La marge du temps, un blog culturel et littéraire
Emmanuel Berl et Patrick Modiano, photo d'Edouard Boubat
Essai

Emmanuel Berl, un pacifiste entre gauche et droite

Emmanuel Berl, né le 2 août 1892, aurait eu, l’année dernière, 130 ans. L’excellente biographie d’Olivier Philipponat et de Patrick Lienhardt Emmanuel Berl – Cavalier seul, parue en septembre 2017, nous offre l’occasion de rendre hommage à un homme de plume aux talents multiples. Il fut à la fois romancier, essayiste, journaliste, philosophe, historien, mémorialiste, homme de radio et de télévision.

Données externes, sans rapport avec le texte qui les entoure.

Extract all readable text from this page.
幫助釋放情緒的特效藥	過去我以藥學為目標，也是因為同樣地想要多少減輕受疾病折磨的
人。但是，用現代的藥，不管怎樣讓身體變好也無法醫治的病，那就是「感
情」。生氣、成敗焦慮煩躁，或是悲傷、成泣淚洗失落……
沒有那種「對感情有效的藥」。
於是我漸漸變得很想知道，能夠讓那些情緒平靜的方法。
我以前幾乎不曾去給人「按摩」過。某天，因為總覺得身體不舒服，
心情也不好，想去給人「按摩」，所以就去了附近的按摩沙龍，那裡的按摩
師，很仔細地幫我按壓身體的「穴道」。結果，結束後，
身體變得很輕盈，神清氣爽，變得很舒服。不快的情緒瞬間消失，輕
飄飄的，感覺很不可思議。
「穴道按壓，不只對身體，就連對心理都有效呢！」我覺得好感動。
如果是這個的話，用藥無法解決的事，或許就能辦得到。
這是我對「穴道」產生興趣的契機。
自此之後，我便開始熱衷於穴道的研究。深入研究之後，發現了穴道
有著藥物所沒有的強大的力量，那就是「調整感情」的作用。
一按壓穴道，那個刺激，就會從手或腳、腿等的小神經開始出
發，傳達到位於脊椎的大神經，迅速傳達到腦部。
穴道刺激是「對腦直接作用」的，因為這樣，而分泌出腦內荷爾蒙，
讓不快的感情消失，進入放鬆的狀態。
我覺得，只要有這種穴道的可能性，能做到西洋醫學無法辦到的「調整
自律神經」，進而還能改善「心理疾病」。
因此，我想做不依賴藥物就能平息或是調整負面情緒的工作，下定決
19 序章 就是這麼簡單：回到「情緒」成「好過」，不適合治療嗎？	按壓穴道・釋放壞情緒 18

N’en jetez plus !

 

Le nom d’Emmanuel Berl m’est apparu au travers d’un ouvrage de Patrick Modiano. En 1976, celui-ci avait conduit un entretien[1] avec l’homme qui avait rencontré les personnalités les plus attractives de son temps, notamment celles des années trente et quarante, période qui exerçait une fascination sur Modiano. L’entretien pastichait un interrogatoire policier serré auquel Berl s’était volontiers prêté. À la suite de cet ouvrage, je me mis à la recherche de livres de Berl : Méditation sur un amour défunt (1925), Mort de la morale bourgeoise (1930), Sylvia (1952), Présence des morts (1956), Rachel et autres grâces (1965), Regain au pays d’Auge (1975). Ouvrages au charme indéfinissable fait de gravité et de désinvolture, car si la mort est omniprésente, la vie a aussi toujours raison.

Enfance et adolescence

Emmanuel Berl (1892-1976) est né dans une famille juive, bourgeoise et industrielle. La religion n’avait aucune importance pour son entourage familial. Ce furent ses camarades d’école qui lui firent comprendre qu’il était Juif. Les usines fondées par son grand-père Achille et gérées par son père Albert ne l’intéressaient en rien. L’homme qui exerça une forte impression auprès de l’enfant fut Alfred Berl, un oncle paternel, à la fois avocat, journaliste, homme de lettres, écrivant dans des revues intellectuelles, et amateur des civilisations grecque et italienne. C’est par l’intermédiaire de cet oncle que Berl approcha très jeune le monde intellectuel et politique : André Berthelot, Victor Basch, Georges Clemenceau. De plus, étant apparenté à Henri Bergson, Emmanuel, lycéen, lui faisait relire ses dissertations. Son enfance se passa entre Neuilly, Passy, La Muette, l’Étoile,Trocadéro, quartiers de la grande bourgeoisie.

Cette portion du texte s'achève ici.